3605. En pratiquant mes devoirs, j’ai conquis les mondes (supérieurs). Qui donc a été plus heureux que moi ? Grâce au ciel je n’ai pas été vaincu, ni (forcé) de servir d’esclave à mes ennemis.

3606, 3607. Grâce au ciel, ma grande prospérité ne m’a abandonné qu’au moment de mourir. La mort qui m’atteint est celle que, suivant les devoirs de leur (caste), les Kshatriyas (doivent) désirer. Qui donc a été plus heureux que moi ?

Grâce au ciel, je ne me suis pas détourné de l’héroïsme et n’ai pas été vaincu à la manière (d’un homme) du commun.
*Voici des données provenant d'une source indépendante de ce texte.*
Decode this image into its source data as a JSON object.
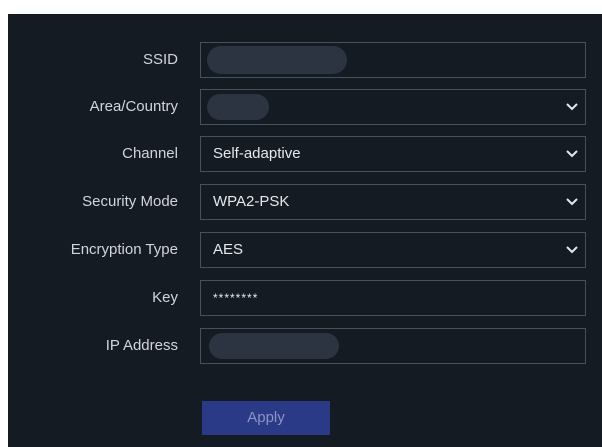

3608-3611. Grâce au ciel, (quoique) n’ayant commis aucnne bassesse, moi qui ne me tenais pas sur mes gardes, j’ai été tué par un (homme) qui a violé les règles et négligé les conventions (généralement acceptées), comme on tuerait un homme ivre ou endormi, ou bien (à qui on aurait fait prendre) du poison. Il faudra dire à l’heureux Açvatthâman, au sattvatide Kritavarman et au Çaratvatide Kripa que je leur défends de donner leur foi aux fils de Pândou qui, plusieurs fois, se sont conduits d’une manière contraire aux devoirs. » Le roi ton fils, à l’héroïsme vrai, dit à (ses) panégyristes :

3612-3618. « Comme j’ai été frappé à mort dans un combat par Bhîmasena, contrairement aux règles établies, semblable à un voyageur abandonné par sa caravane, je viendrai derrière Drona, qui est déjà monté au Svarga, ainsi que Karna, Çalya, le très héroïque Vrishasena, le Soubalide Çakouni, Jalasandha au grand héroïsme, le prince Bhagadatta, le grand archer Jayadratha roi du Sindhou, mes frères, Dousçâsana en tête, (qui étaient) mes égaux (en valeur), le Dousçâsanide, Vikrânta et Lakshmana mes deux fils, et d’autres par milliers. Que deviendra ma sœur Dousçâlâ, en apprenant que ses frères et son mari sont tués ? Elle se lamentera et sera dévorée par le chagrin. Que fera le roi, mon vieux père, avec ses brus et les femmes de ses petits-fils ? Assurément, ayant son fils et son mari tués, la mère de Lakshmana,

3619. La belle aux grands yeux, ne tardera pas de mourir. Si l’habile Càrvàka, qui se nourrit en mendiant, apprend ce (qui m’est arrivé),

3620, 3621 . Ô guerrier aux grands bras, il me rendra certainement honneur. Comme j’approche de ma fin à Samantpancaka, (dans ce lieu) salutaire glorifié dans les trois mondes, j’obtiendrai les mondes éternels. » Alors, ô vénérable, des milliers d’hommes, (les yeux) pleins de larmes,

3622, 3623. Ayant entendu les lamentations du roi, (se mirent à) courir dans toutes les directions. La terre avec les forêts et les mers trembla d’une manière terrible et bruyante, ainsi que (tout) ce qui est mobile et (tout) ce qui est immobile. Tous les points de l’horizon devinrent obscurs. Ces (hommes) s’approchèrent du fils de Drona et lui firent connaître ce qui s’était passé.

3624. Tous, ô Bharatide, ayant rapporté au fils de Drona) les détails du combat à la massue, et (la manière dont avait eu lieu) la chute du prince,

3625. S’en retournèrent tristement comme ils étaient venus, après avoir longuement réfléchi.